Ebb Flow (Fill and Drain) System
During World War II, the U.S. brough hydroponics to the world with this updated method. A bed filled with no-floatable medium is alternately filled and drained of nutrient.
Drip System
Containers or troughs are filled with a medium containing plants. Plants are fed nutrient solution on a timed sequence.

Nutrient Film Technique (NFT)
This is a continuous 24-hour operating system where plants are suspended with their roots being bathed in a thin film of nutrient solution.
Aeroponics
The plants are suspended in the air and their roots are misted with nutrient solution on a timed sequence.

Nutrients
Nutrients are either manufactured or organic. Since plants only absorb nutrients in their inorganic form, most commercial hydroponic operations use manufactured nutrients which are usually made by combining two or more naturally occuring chemicals.
Don't panic! Remember that water is actually a chemical combination of two atoms of hydrogen and one atom of oxygen - H2O.
The problem with organic hydroponics is that the organic materials must be acted upon by microbes and turned into an inorganic form that the plant can use. This not only takes time but can be very complicated. However, a lot of thought and effort is being pput toward developing a consistantly successful system. Currently people wishing to go organice are using compost tea, work castings, or aquaponics, [picture] where fish are raised in tanks and their nutrient-enriched water is run through a hydroponic system. The plants in the hydroponic system use the nutrients out of the water, essentially cleaning it, and the cleaned water is returned to the fish. This makes it a mini-eco-system. While this system does work, one has to remember that you are trying to maintain and balance two different systems. In other words, twice as much work and twice as many chances for something to go wrong.
Crops
If a crop will grow in soil, it will grow in hydroponics . . . as long as you come close to its normal growing conditions in nature. Don't try to grow cactus in an all-water system or try to grow tomatoes as you would cactus. Commercially, crops are picked for their high return on investment. For that reason, the major hydroponic crops are tomatoes, cucumbers, peppers, herbs, leaf lettuce, and flowers. In fact, the U.S. imports several hundred pounds of these crops daily.
The Down Side
Here in the U.S., most commercial hydroponic operations need some type of greenhouse structure to operate year-round. These can be expensive. The heating and cooling of greenhouses costs money and may draw down our energy reserves. Due to these costs, only high-value crops are grown commercially.
Hydroponic Advantages
* Using only 10% of the water used on field grown crops results in great water savings.

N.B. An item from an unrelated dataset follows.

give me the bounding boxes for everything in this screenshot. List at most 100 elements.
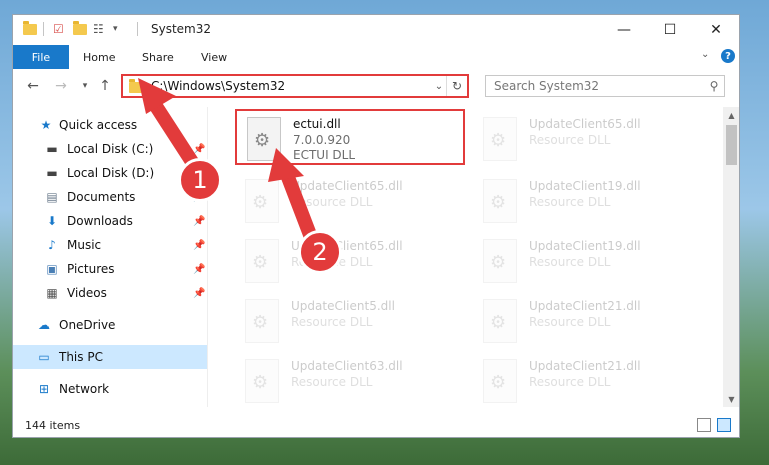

* Herbicides are completely eliminated.
* The use of beneficial insects and natural pest control all but eliminate pesticides.
* Fertilizer use is reduced and stays out of our water table and streams.
* With greenhouses, marginal lands can be used, leaving healthier, fertile lands for organic production. If one acre of hydroponc greenhouse can produce 150 tons of tomatoes per year, how much land does that free up?
* With plants being fed what they need when they need it, one ends up with healthier, more nutritious food. Even in organic production, there are certain minerals a plant will be deficient in if he soil does not contain them. Hydroponic nurient formulas are derived to make sure all the micronutrients the plants need are included.
* A hydroponic greenhouse can be in almost continuous production year-round, year after year. Other than a very devastating natural disaster, production does not stop for drought, too much rain, wind or freezing temperatures.
* A well-run hydroponic greenhouse can provide a farm family with a more than adequate livelihood, allowing parents to remain home if they so desire and giving their children a chance to work hand-in-hand with their parents while being able to put to use what they leaarn in school. This would seem to be a great way to save the small-scale family farm.